Calculating covariance matrix of a set of feature vectors

Mona_Jalal · April 23, 2019, 4:17am

I previously used https://github.com/christiansafka/img2vec to create resnet50 feature vectors for each of my categories to create some statistics. Now I am noticing running the same code throws me error. I am rather much confused how to fix it as it was working and I have changed nothing (and it is the same version of PyTorch as before 0.4)

import numpy as np
from numpy import linalg as LA

infile1 = np.loadtxt('T1_resnet50_feature_vectors.txt')
infile1_reshaped = infile1.reshape(2048, 21)
cov1 = np.cov(infile1_reshaped, rowvar=False)

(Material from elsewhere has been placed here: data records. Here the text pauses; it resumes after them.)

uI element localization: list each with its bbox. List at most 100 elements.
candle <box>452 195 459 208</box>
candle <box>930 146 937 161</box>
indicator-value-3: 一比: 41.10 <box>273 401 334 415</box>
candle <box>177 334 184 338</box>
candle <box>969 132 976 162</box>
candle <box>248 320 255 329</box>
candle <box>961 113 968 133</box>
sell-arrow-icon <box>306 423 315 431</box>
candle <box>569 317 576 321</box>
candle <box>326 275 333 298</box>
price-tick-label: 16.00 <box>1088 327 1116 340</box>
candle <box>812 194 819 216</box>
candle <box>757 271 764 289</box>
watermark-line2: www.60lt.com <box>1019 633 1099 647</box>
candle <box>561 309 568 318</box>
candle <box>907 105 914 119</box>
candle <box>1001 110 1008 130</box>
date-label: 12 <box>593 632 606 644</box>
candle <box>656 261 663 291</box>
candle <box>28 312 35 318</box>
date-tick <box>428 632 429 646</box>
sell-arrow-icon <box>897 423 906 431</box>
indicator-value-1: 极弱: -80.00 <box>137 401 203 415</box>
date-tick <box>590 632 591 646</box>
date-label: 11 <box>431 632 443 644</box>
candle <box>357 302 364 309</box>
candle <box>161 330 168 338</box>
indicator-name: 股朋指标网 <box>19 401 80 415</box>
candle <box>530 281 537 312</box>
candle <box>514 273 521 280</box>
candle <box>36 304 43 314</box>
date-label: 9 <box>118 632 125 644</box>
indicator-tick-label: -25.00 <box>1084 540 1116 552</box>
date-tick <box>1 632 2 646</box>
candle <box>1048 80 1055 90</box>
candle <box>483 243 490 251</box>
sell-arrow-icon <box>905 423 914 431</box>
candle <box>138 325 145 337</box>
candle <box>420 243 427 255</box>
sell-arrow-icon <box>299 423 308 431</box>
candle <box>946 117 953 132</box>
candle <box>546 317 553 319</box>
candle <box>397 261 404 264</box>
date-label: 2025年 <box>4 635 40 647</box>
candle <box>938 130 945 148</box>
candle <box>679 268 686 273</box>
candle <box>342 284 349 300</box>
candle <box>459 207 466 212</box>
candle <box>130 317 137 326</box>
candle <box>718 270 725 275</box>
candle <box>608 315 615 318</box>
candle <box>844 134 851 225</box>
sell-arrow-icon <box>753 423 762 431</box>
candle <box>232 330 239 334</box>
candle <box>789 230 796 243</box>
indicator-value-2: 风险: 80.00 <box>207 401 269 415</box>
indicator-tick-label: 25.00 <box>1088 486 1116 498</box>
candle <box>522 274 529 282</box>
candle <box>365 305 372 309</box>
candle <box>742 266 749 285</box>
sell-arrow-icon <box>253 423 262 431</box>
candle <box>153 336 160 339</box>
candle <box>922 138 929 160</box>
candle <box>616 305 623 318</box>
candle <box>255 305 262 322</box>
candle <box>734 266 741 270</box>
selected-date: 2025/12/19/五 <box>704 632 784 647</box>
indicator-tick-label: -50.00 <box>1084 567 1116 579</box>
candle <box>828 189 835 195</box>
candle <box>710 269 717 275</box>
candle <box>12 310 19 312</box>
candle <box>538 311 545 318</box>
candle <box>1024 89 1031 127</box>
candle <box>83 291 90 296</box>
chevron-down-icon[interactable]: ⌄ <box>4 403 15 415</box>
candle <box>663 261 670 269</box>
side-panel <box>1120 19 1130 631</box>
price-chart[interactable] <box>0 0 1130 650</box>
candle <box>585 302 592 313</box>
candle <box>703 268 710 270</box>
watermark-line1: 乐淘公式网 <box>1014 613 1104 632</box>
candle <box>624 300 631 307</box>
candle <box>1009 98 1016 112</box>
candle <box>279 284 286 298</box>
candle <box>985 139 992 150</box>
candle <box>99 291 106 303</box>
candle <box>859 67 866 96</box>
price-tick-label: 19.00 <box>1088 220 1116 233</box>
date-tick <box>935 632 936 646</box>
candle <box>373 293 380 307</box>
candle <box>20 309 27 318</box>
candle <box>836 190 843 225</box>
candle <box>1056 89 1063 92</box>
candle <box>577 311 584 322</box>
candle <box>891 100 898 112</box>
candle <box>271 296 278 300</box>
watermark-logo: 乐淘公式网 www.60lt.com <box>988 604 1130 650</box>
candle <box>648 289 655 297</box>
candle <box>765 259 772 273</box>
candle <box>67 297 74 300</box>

infile1.shape is (38, 2048)

I get error for reshaping but I need reshaping for calculating the covariance.

The code in github is using torch.

Traceback (most recent call last):
  File "feature_vectors_statistics.py", line XYZ, in <module>
    infile1_reshaped = infile1.reshape(2048, 21)
ValueError: cannot reshape array of size 77824 into shape (2048,21)

Please suggest how to calculate the covariance matrix of a file that includes feature vectors for each image in each line.

Tony-Y · April 23, 2019, 7:07am

This error is not attributed to PyTorch. You used reshape in Numpy.

I have a couple of questions. Why did you use 21 instead of 38 when reshaping infile1? Why does the reshaping be necessary for calculating the covariance?

Mona_Jalal · April 24, 2019, 12:09am

thanks a lot Tony. I made a mistake on my own end regarding 21. Your questions helped me figure out and my problem is resolved.

21 was shape of my data. My data size had increased. It is silly but I forgot to change it to 38.